Ausnahmezustand! Es ist sind Wahlen.

Übrigens: Wer in Indien seine Wahlstimme abgibt, wird mit einem Pinselstrich auf dem Finger markiert! Eine Woche später ist die Farbe immer noch da.
Übrigens: Wer in Indien seine Wahlstimme abgibt, wird mit einem Pinselstrich auf dem Finger markiert! Eine Woche später ist die Farbe immer noch da.

Die demokratischen Wahlen in Indien sind mit circa 900 Millionen Wahlberechtigten die größten weltweit. Über einen Monat werden in allen Regionen des Landes Wahlen abgehalten. Die Omnipräsenz des derzeitigen Machthabers Modi, der sich vom Teeverkäufer (Chaiwala) zum Premierminister des Landes hochgearbeitet hat, dessen Partei-Fahnen das ganze Land schmücken und von dem jeder spricht, lässt uns doch schwer daran zweifeln, dass jemand anderes die Wahl gewinnen könnte.

Jedenfalls steht während dieser logistischen Herausforderung das ganze Land Kopf.
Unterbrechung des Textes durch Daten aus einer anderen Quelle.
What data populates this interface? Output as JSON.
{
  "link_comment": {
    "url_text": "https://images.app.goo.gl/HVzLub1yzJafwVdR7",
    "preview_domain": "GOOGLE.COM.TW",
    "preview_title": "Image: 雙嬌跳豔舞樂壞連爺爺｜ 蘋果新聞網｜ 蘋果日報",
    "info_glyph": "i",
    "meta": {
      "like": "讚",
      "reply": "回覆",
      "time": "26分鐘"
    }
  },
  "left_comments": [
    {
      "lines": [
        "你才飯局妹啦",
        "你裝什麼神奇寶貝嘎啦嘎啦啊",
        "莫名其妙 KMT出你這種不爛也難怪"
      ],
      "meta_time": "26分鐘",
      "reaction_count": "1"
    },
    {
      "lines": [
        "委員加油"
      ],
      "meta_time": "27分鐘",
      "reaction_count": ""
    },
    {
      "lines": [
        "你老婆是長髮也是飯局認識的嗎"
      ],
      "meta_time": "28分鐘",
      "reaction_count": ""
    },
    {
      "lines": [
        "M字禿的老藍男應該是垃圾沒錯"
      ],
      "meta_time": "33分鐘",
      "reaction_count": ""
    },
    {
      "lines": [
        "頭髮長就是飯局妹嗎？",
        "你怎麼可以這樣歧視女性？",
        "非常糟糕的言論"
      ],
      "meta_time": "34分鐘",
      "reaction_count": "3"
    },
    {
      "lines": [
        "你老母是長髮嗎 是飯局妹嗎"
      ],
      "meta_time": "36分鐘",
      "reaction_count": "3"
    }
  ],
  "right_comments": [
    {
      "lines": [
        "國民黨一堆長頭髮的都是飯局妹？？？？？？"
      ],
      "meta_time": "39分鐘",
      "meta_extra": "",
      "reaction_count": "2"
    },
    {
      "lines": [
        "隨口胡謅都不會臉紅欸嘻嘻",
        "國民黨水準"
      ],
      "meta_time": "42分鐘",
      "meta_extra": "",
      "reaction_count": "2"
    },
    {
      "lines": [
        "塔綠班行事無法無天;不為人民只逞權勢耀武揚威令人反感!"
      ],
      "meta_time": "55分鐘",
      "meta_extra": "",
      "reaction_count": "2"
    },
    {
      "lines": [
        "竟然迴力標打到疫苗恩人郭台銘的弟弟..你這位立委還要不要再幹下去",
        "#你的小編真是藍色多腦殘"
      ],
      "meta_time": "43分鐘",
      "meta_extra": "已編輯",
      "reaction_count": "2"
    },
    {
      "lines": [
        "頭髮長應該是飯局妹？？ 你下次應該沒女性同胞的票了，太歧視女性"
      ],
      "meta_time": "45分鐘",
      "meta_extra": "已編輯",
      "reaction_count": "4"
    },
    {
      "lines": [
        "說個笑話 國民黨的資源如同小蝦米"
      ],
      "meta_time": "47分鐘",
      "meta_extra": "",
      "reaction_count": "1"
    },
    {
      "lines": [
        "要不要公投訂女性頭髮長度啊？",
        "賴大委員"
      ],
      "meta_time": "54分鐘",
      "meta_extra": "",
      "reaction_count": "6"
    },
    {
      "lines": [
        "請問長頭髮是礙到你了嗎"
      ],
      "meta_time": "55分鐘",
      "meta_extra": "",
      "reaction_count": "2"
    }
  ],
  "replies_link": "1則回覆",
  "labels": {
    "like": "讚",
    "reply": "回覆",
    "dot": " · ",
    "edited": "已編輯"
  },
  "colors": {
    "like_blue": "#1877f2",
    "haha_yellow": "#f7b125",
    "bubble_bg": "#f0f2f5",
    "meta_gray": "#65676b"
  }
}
Zur Sicherheit werden Massen an Beamten von Militär und Polizei von District zu District gekarrt, um ordnungsgemäße Wahlen zu ermöglichen - allesamt schwer bewaffnet natürlich. Das ist deshalb so wichtig, weil es in Wahllokalen in ländlicheren Gegenden immer wieder zu Toten kommt. Auf den Straßen bewegen sich lange Konvois mit Lautsprechern, salutierenden Männern auf der Ladefläche. Dröhnende Reden mit Kundgebungen schallen weit. Die meisten Mühlen stehen über mehrere Tage still, Schulen und Läden werden geschlossen, Beamte dürfen ihr Amt nicht ausführen, Langstrecken im Land sind ausgebucht und Postbeamte versuchen keine Briefmarken auszugeben... Da alle Bürger nur in der Heimat wählen dürfen, findet eine unglaubliche Reisebewegung statt. Und wir befanden uns mittendrin in diesem Ausnahmezustand und warteten bei nicht mahlenden Mühlen ungeduldig auf ein Päckchen... Über fast drei Wochen wurden wir alle paar Tage um weitere paar Tage vertröstet. Doch schließlich erlebten wir eine wunderherrliche Zeit in einer indischen Familie, die uns verwehrt geblieben wäre, hätte das Päckchen nicht so lange auf sich warten lassen.

 

Mentalitätskrise für uns Reisende

Was sich schon in Nepal anbahnte und in Indien seinen Höhepunkt fand: Wir kommen in richtig vielen Punkten nicht mit der vorherrschenden Mentalität klar, uns gefallen die Gespräche und der gegenseitige Umgang nicht. So viel Egoismus – im Verkehr wie im Alltag. Die Kombination von für uns unschöner Mentalität und einem Reisealltag ohne Zelt macht uns echt zu schaffen und wir hoffen, dass wir in Myanmar wieder mehr nach unseren Wünschen leben können. Wir sehnen uns nach Freundlichkeit, einem netten ehrlichen Gespräch und wirklichem Interesse statt einer Höflichkeitsfrage als Auftakt für ein Selphie.

 

Die eigene Privatsphäre scheint uns weitestgehend abhanden gekommen. Wir haben keine Lust mehr auf Dreck, Müll, Lärm, ewiges Starren, uns unwillkommen fühlen.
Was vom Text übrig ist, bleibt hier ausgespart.